Nearly 6,000 workers at Belfast aerospace company Shorts will this week vote on a new pay offer. Ballot papers are going out today amid warnings from the management that jobs will be at risk if the offer is rejected and industrial action resumed.
After lengthy negotiations at the Labour Relations Agency in Belfast last Sunday, unions agreed to call off a week-long overtime ban and Friday half-day strikes while the new offer was put to their members.
A Shorts spokesman said the "revised offer" amounted to 3.75 per cent in the first year, 3.2 per cent in the second, 3.1 per cent in the third and 3.35 per cent in the fourth - with inflation protection in years two, three and four. The previous offer, which had been rejected by the unions, was 3 per cent a year with an inflation review in the fourth.

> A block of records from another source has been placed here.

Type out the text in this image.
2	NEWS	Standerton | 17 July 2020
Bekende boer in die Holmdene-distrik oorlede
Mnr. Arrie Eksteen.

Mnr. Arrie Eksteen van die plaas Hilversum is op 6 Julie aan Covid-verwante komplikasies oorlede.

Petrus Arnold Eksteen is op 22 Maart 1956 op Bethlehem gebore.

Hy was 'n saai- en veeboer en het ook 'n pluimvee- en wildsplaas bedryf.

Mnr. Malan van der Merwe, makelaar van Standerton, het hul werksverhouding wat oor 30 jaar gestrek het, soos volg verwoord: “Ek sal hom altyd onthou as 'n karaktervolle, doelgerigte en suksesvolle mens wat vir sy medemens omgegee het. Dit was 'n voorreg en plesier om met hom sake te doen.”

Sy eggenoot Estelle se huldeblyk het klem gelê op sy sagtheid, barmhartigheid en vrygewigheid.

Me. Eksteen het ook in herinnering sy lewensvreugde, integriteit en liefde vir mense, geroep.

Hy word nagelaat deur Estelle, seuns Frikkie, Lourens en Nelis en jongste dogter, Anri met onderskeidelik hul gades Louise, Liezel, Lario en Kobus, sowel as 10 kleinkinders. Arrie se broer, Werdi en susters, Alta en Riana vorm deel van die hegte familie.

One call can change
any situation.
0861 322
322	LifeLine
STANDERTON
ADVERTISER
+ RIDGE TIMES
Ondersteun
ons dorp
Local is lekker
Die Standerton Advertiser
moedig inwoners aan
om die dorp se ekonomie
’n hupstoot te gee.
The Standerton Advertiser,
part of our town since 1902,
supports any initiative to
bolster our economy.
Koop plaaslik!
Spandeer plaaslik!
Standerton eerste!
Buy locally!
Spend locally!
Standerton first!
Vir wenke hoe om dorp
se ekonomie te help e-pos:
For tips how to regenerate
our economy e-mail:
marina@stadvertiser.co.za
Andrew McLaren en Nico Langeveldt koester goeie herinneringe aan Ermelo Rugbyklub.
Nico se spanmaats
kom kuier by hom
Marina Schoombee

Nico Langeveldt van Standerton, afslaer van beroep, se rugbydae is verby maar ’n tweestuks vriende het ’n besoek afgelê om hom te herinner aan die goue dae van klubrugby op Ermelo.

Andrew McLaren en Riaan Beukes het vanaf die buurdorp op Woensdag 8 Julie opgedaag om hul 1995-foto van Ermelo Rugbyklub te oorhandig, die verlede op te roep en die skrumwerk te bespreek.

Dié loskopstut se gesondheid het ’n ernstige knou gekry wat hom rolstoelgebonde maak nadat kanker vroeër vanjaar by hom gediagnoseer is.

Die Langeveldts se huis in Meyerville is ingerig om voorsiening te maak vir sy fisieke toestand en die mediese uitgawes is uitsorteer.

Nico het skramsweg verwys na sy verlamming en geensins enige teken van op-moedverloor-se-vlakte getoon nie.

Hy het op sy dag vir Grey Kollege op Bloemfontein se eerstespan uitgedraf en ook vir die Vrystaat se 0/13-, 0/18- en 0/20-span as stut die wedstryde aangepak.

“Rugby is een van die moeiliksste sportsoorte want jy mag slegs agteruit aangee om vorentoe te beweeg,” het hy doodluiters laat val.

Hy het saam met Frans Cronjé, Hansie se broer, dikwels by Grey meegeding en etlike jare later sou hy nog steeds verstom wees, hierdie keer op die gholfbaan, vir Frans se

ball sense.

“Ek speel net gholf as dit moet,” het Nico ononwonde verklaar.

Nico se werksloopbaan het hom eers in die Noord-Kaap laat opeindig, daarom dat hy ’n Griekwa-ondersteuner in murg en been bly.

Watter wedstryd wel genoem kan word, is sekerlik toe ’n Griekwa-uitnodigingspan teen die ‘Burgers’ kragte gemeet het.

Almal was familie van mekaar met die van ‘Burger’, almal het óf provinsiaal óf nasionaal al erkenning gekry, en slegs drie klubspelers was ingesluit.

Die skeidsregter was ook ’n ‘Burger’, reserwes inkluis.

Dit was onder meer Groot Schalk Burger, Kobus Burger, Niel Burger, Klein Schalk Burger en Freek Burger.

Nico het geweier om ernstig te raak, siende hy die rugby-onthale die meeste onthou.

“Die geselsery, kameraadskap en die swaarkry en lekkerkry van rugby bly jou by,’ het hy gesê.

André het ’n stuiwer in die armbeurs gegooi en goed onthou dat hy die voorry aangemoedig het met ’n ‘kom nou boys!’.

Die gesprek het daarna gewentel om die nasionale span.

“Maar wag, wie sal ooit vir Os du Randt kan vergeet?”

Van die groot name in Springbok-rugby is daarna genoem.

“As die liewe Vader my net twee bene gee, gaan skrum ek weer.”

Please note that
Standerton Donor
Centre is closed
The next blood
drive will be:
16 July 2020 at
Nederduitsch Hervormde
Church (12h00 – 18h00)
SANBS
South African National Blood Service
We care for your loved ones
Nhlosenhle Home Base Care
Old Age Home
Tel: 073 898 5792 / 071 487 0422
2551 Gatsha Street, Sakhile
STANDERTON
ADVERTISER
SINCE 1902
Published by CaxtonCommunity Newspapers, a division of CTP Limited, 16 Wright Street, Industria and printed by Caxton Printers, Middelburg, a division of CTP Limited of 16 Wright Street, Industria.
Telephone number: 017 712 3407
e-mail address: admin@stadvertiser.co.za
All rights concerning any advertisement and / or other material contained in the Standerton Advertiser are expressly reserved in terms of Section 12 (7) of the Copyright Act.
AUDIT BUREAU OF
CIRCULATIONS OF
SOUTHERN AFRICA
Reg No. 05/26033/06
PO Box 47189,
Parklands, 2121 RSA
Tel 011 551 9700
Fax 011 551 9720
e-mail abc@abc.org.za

It will be a week of soul searching for the employees as they decide whether to accept or reject an offer which still falls short of what they wanted. Management has warned there would be a "significant risk to jobs" if the offer is rejected and industrial action re-started.
The yard earlier this year began a major recruitment drive as part of a £100 million sterling (€162 million) investment being carried out to cope with an increased workload created by a jump in orders for aircraft from its Canadian parent Bombardier.
The company warned that new work and some already at the yard could be moved elsewhere if there is any threat to delivery times.